Una mañana, mientras Martín se afeitaba, se sorprendió a sí mismo con la certeza de que llevaba años sin que Mariana se le cruzara, siquiera, por la cabeza. Frunció los hombros, ella tenía su esposo y él la suya.

Sin embargo, esa primera noche como fantasmas en el pueblo vacío, no podía sacarse de los ojos su imagen diciendo adiós… sola en la caravana del éxodo. El estómago le insistía con el recuerdo de su primera partida, de que quizás fue su culpa que todo se diera como se dio; al final, había sido él quien se tomó demasiado tiempo para buscarla.

De repente, todo dentro de él no existía. Su hígado, sus pulmones, su corazón, habían sido arrancados y lanzados sobre la tierra del camino. Un vacío completo que no rellenó ni el deseo que le provocó, minutos antes, la silueta desnuda de su Ana María, tan perfecta.

Talló una Mariana de dieciséis años. Una Mariana inventada con el tacto anacrónico que de su cuerpo guardaba en las manos.

Talló a don Carlos, a Lucidia, a Eduviges y a Carmelo con la bola ocho en la mano.

Talló al cura borracho y gordo.

A Marcos en su uniforme de compañía eléctrica, que él mismo cosió con ayuda de su esposa, que sostenía su maletín para recoger el cobro semanal por el mantenimiento de la planta en la mano.

Talló al perro que lo acompañó por años en su butaca.

El amanecer llegó iluminando un montón de figuras sin pulir sobre la mesa.

Ana María despertó. Preparó el desayuno mientras Martín seguía sacando figuras como una máquina china. Ana lo dejó trabajar, creía que se preparaba para los tiempos duros que se avecinaban. Ponía personas de madera, unas junto a las otras, sobre la mesa.

Vino la noche. El amanecer.

Al tercer día, Martín había tallado, con asombrosa fidelidad y parecido, a todos aquellos con quienes compartió, a quienes consideró cercanos de alguna manera. Amigos o conocidos estaban en la mesa. Una versión a escala de un pueblo sin casas.

Fue hasta la habitación. Se paró junto a la cama y se inclinó para besar a su esposa en la frente. Le acarició las mejillas. Ella abrió los ojos y los cerró de inmediato al notar que era él y no un sueño, como creyó en medio de la somnolencia.

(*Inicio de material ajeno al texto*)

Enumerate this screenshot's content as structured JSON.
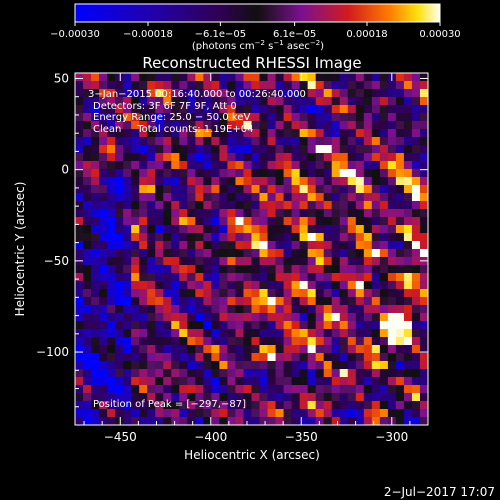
{
  "chart_data": {
    "type": "heatmap",
    "title": "Reconstructed RHESSI Image",
    "xlabel": "Heliocentric X (arcsec)",
    "ylabel": "Heliocentric Y (arcsec)",
    "xlim": [
      -475,
      -280
    ],
    "ylim": [
      -140,
      53
    ],
    "x_ticks": [
      -450,
      -400,
      -350,
      -300
    ],
    "x_tick_labels": [
      "−450",
      "−400",
      "−350",
      "−300"
    ],
    "y_ticks": [
      50,
      0,
      -50,
      -100
    ],
    "y_tick_labels": [
      "50",
      "0",
      "−50",
      "−100"
    ],
    "colorbar": {
      "min": -0.0003,
      "max": 0.0003,
      "tick_values": [
        -0.0003,
        -0.00018,
        -6.1e-05,
        6.1e-05,
        0.00018,
        0.0003
      ],
      "tick_labels": [
        "−0.00030",
        "−0.00018",
        "−6.1e−05",
        "6.1e−05",
        "0.00018",
        "0.00030"
      ],
      "unit_main": "(photons cm",
      "unit_sup1": "−2",
      "unit_mid1": " s",
      "unit_sup2": "−1",
      "unit_mid2": " asec",
      "unit_sup3": "−2",
      "unit_end": ")"
    },
    "annotations": [
      "3−Jan−2015 00:16:40.000 to 00:26:40.000",
      "Detectors: 3F 6F 7F 9F, Att 0",
      "Energy Range: 25.0 − 50.0 keV",
      "Clean     Total counts: 1.19E+04"
    ],
    "peak_label": "Position of Peak = [−297,−87]",
    "peak_position": [
      -297,
      -87
    ],
    "footer_date": "2−Jul−2017 17:07"
  }
}
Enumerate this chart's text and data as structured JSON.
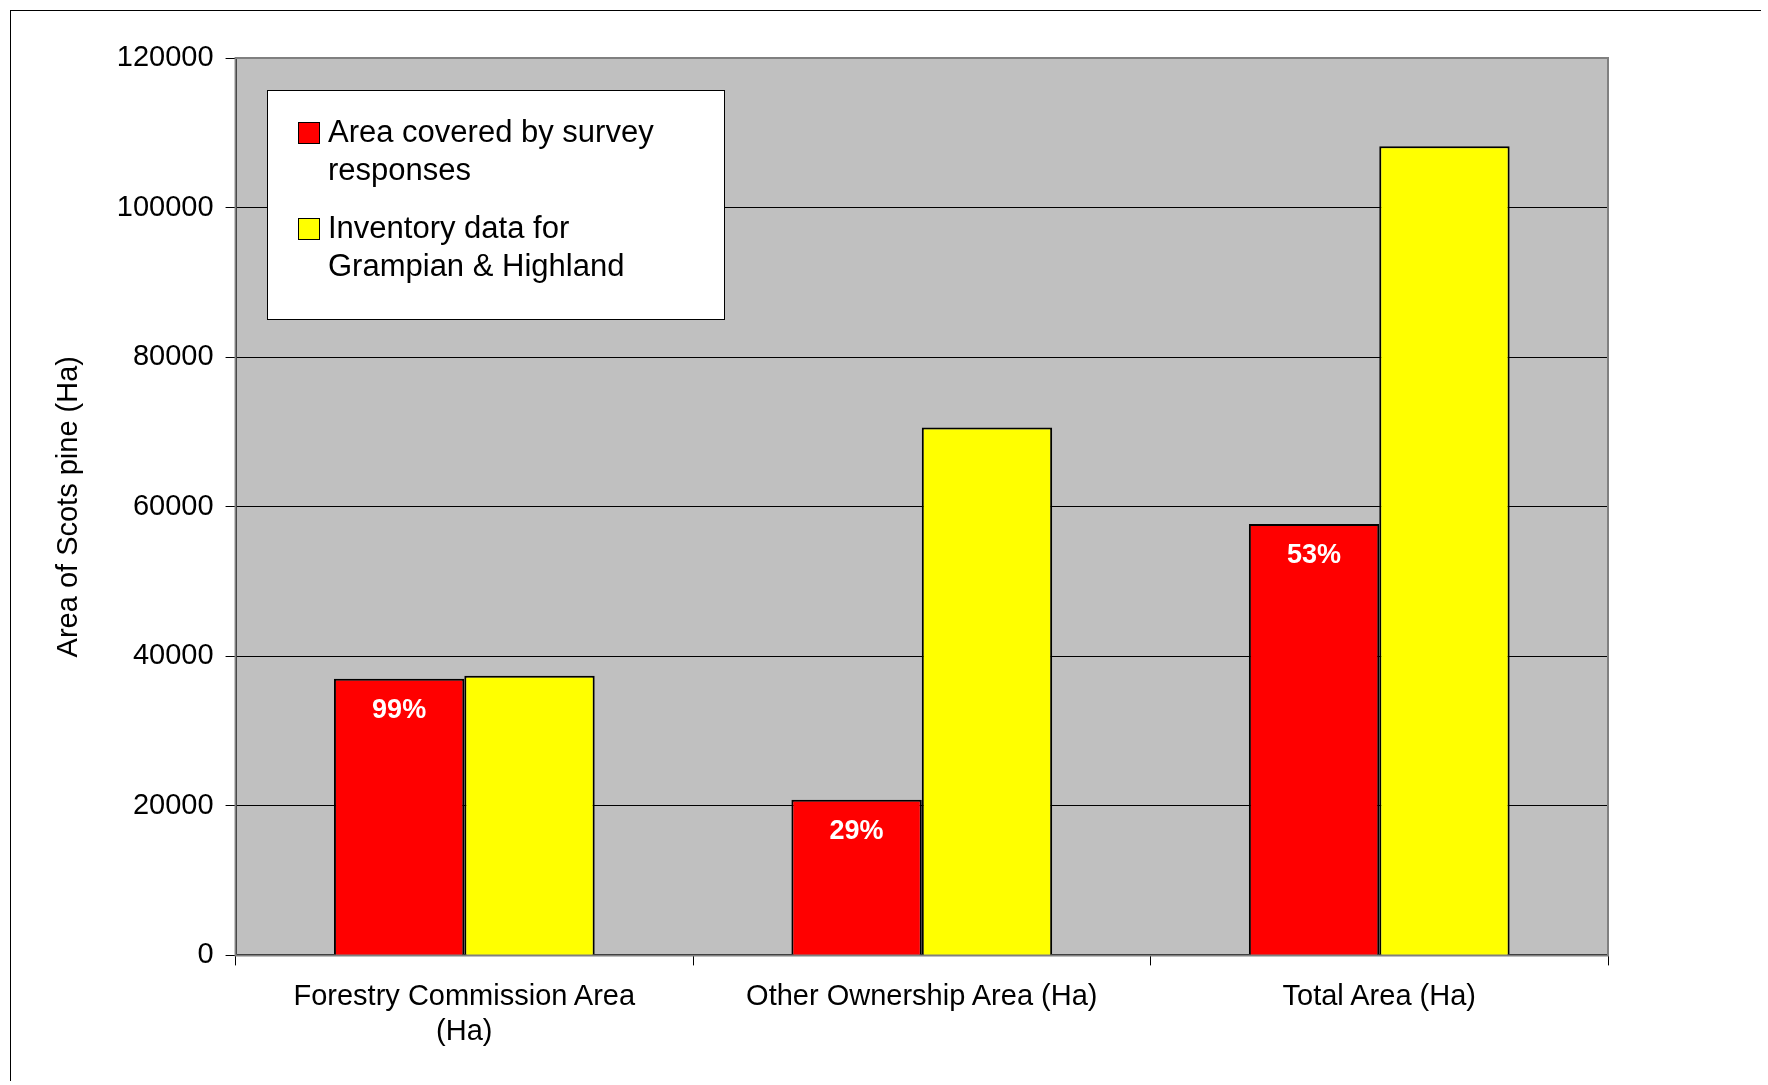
{
  "chart_data": {
    "type": "bar",
    "ylabel": "Area of Scots pine (Ha)",
    "categories": [
      "Forestry Commission Area (Ha)",
      "Other Ownership Area (Ha)",
      "Total Area (Ha)"
    ],
    "series": [
      {
        "name": "Area covered by survey responses",
        "color": "#ff0000",
        "values": [
          37000,
          20800,
          57700
        ]
      },
      {
        "name": "Inventory data for Grampian & Highland",
        "color": "#ffff00",
        "values": [
          37400,
          70600,
          108200
        ]
      }
    ],
    "ylim": [
      0,
      120000
    ],
    "yticks": [
      0,
      20000,
      40000,
      60000,
      80000,
      100000,
      120000
    ],
    "grid": "y",
    "legend": "top left",
    "annotations": [
      {
        "text": "99%",
        "x": "Forestry Commission Area (Ha)",
        "y": 37000
      },
      {
        "text": "29%",
        "x": "Other Ownership Area (Ha)",
        "y": 20800
      },
      {
        "text": "53%",
        "x": "Total Area (Ha)",
        "y": 57700
      }
    ]
  }
}
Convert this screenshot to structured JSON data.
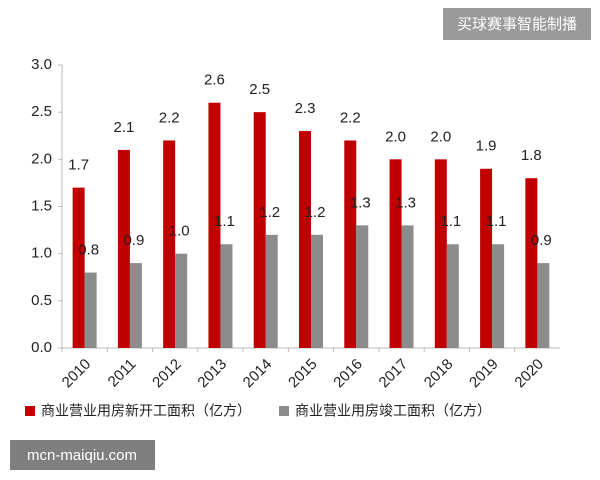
{
  "chart_data": {
    "type": "bar",
    "categories": [
      "2010",
      "2011",
      "2012",
      "2013",
      "2014",
      "2015",
      "2016",
      "2017",
      "2018",
      "2019",
      "2020"
    ],
    "series": [
      {
        "name": "商业营业用房新开工面积（亿方）",
        "color": "#c00000",
        "values": [
          1.7,
          2.1,
          2.2,
          2.6,
          2.5,
          2.3,
          2.2,
          2.0,
          2.0,
          1.9,
          1.8
        ],
        "value_labels": [
          "1.7",
          "2.1",
          "2.2",
          "2.6",
          "2.5",
          "2.3",
          "2.2",
          "2.0",
          "2.0",
          "1.9",
          "1.8"
        ]
      },
      {
        "name": "商业营业用房竣工面积（亿方）",
        "color": "#8c8c8c",
        "values": [
          0.8,
          0.9,
          1.0,
          1.1,
          1.2,
          1.2,
          1.3,
          1.3,
          1.1,
          1.1,
          0.9
        ],
        "value_labels": [
          "0.8",
          "0.9",
          "1.0",
          "1.1",
          "1.2",
          "1.2",
          "1.3",
          "1.3",
          "1.1",
          "1.1",
          "0.9"
        ]
      }
    ],
    "ylim": [
      0,
      3
    ],
    "yticks": [
      {
        "value": 0,
        "label": "0.0"
      },
      0.5,
      {
        "value": 1,
        "label": "1.0"
      },
      1.5,
      {
        "value": 2,
        "label": "2.0"
      },
      2.5,
      {
        "value": 3,
        "label": "3.0"
      }
    ],
    "legend": "bottom"
  },
  "overlay_texts": [
    "买球赛事智能制播",
    "mcn-maiqiu.com"
  ]
}
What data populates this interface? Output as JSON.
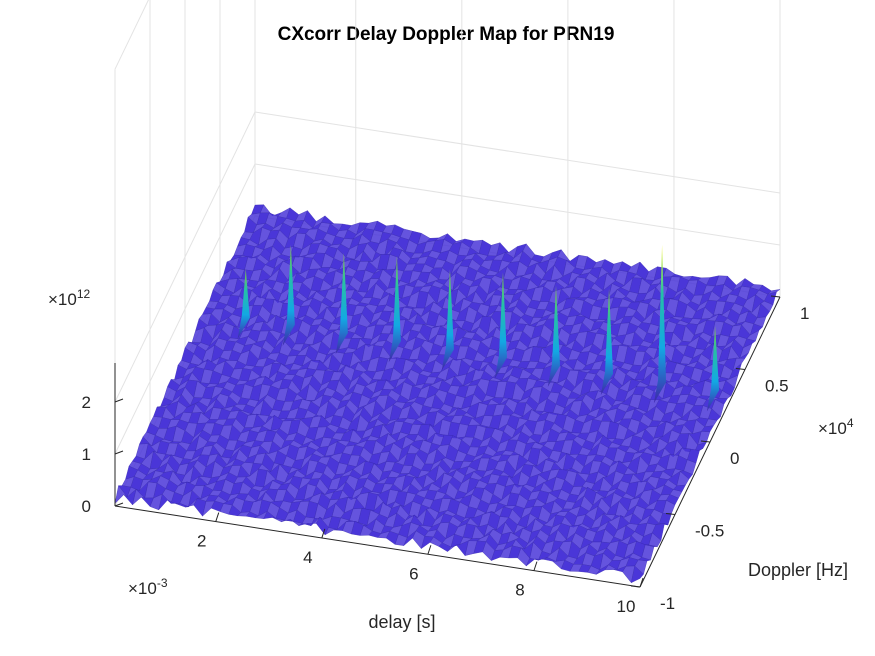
{
  "chart_data": {
    "type": "surface",
    "title": "CXcorr Delay Doppler Map for PRN19",
    "xlabel": "delay [s]",
    "ylabel": "Doppler [Hz]",
    "zlabel": "",
    "x_multiplier": "×10",
    "x_exponent": "-3",
    "y_multiplier": "×10",
    "y_exponent": "4",
    "z_multiplier": "×10",
    "z_exponent": "12",
    "x_ticks": [
      "2",
      "4",
      "6",
      "8",
      "10"
    ],
    "y_ticks": [
      "-1",
      "-0.5",
      "0",
      "0.5",
      "1"
    ],
    "z_ticks": [
      "0",
      "1",
      "2"
    ],
    "xlim": [
      0.1,
      10
    ],
    "ylim": [
      -10000,
      10000
    ],
    "zlim": [
      0,
      2.6
    ],
    "grid": true,
    "colormap": [
      "#3e26a8",
      "#2e59f2",
      "#13a8e3",
      "#26c0a6",
      "#8dc540",
      "#e9b935",
      "#f9fb15"
    ],
    "noise_floor_color": "#4a36d8",
    "peaks": [
      {
        "delay": 0.85,
        "doppler": 3000,
        "z": 0.9
      },
      {
        "delay": 1.7,
        "doppler": 3000,
        "z": 1.5
      },
      {
        "delay": 2.7,
        "doppler": 3000,
        "z": 1.5
      },
      {
        "delay": 3.7,
        "doppler": 3000,
        "z": 1.6
      },
      {
        "delay": 4.7,
        "doppler": 3000,
        "z": 1.5
      },
      {
        "delay": 5.7,
        "doppler": 3000,
        "z": 1.6
      },
      {
        "delay": 6.7,
        "doppler": 3000,
        "z": 1.5
      },
      {
        "delay": 7.7,
        "doppler": 3000,
        "z": 1.6
      },
      {
        "delay": 8.7,
        "doppler": 3000,
        "z": 2.6
      },
      {
        "delay": 9.7,
        "doppler": 3000,
        "z": 1.2
      }
    ]
  }
}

—Siento mucho nunca haber conocido a tus papás. Me hubiera gustado conocerlos —le susurró y la besó en los labios.

Fue a la sala. Metió su cuchillo, las tallas de la virgen y los pocos trozos de madera que le sobraron en un trapo que ató por las esquinas. Salió de la casa dejando las figuras, hasta la de Mariana, organizadas de tal modo que miraran todas por la ventana hacia el lugar por donde la caravana había desaparecido.

Afuera, Martín tomó el camino de tierra siguiendo la misma dirección por donde se habían ido todos. El vacío en su estómago amainaba cuanto más se alejaba de su casa. Aún estaba oscuro, pero ya el día comenzaba a clarear con un tinte naranja rojizo en medio del gris sucio de las nubes cargadas.

No miró atrás, nunca supo si por no ver los ojos de sus tallas atentos a su desaparición en la curva del camino o, simplemente, para no arrepentirse y regresar.